Science is hard and generally unrewarding which is why only very dedicated people enter the field and stay there with low pay and low perqs.
 

Bugeye

Well-Known Member
Let's vote.

Light: Level Canopy or Level Bottoms?

Voting starts now and closes on midnight March 28th. That will give everyone time vote and give the clones time to root.

Cast your vote and tell us why.
You have to keep the canopy level for it to be a fair test. Defoliating will release the same hormone response in the plant as pinching off so if you grow one as a tree it is not a fair control. The only comparison I am interested in is a pinched off and LST'd plant to a defoliatied plant. Grams per kwh and thc content (or smoke reports) to judge.

Wish I could join the test but my plant counts are limited and my grow plan is in place for this season. If I have a bust germinating maybe I will reconsider and do some cloning to fill empty slots. Thanks to all who do participate as this will be far more educational than the typical defoliation thread.
 

Nitegazer

Well-Known Member
Let's vote.

Light: Level Canopy or Level Bottoms?

Voting starts now and closes on midnight March 28th. That will give everyone time vote and give the clones time to root.

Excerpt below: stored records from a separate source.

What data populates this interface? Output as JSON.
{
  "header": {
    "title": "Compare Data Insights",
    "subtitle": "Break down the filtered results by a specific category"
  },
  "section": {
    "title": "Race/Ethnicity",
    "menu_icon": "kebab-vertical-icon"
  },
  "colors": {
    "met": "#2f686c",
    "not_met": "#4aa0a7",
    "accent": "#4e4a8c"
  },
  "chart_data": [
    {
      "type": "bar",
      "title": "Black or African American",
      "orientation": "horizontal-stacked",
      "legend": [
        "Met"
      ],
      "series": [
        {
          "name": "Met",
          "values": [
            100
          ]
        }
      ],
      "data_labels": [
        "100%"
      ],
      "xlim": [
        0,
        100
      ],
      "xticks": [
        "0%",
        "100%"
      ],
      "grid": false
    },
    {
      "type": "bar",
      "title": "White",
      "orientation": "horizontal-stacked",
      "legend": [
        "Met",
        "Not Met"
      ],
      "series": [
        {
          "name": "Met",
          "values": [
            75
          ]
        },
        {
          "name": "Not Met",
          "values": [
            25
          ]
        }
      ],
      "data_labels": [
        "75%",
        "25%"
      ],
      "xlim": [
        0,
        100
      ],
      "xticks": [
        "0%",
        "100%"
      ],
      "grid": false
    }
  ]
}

Cast your vote and tell us why.
I vote for level canopy. If I were defoliating my plants I would keep the lght as close to the tops as I would on a grow were I not defoliating. In fact, one of the reasons I would defoliate would be to allow me to bring the light lower. Raising the defoliated plants up doesn't give them an unfair advantage, it is just part of the technique.
 

^su

Active Member
Level bottoms, if defoliation truly doesn't slow down growth there is no need to vote right? If they were outside would you try and bring the sun closer? Let the tests roll with just the defoliation taking place.
 

Bugeye

Well-Known Member
Level bottoms, if defoliation truly doesn't slow down growth there is no need to vote right? If they were outside would you try and bring the sun closer? Let the tests roll with just the defoliation taking place.
If they were outside there would be no difference in light intensity between top of plant and bottom. A fair test will have the same light intensity at the top of the plant where the buds grow biggest.
 

profterpen

New Member
Level bottoms, if defoliation truly doesn't slow down growth there is no need to vote right? If they were outside would you try and bring the sun closer? Let the tests roll with just the defoliation taking place.
I agree with you, all valid points. What's everyone else think? We have about two weeks to have all variables set.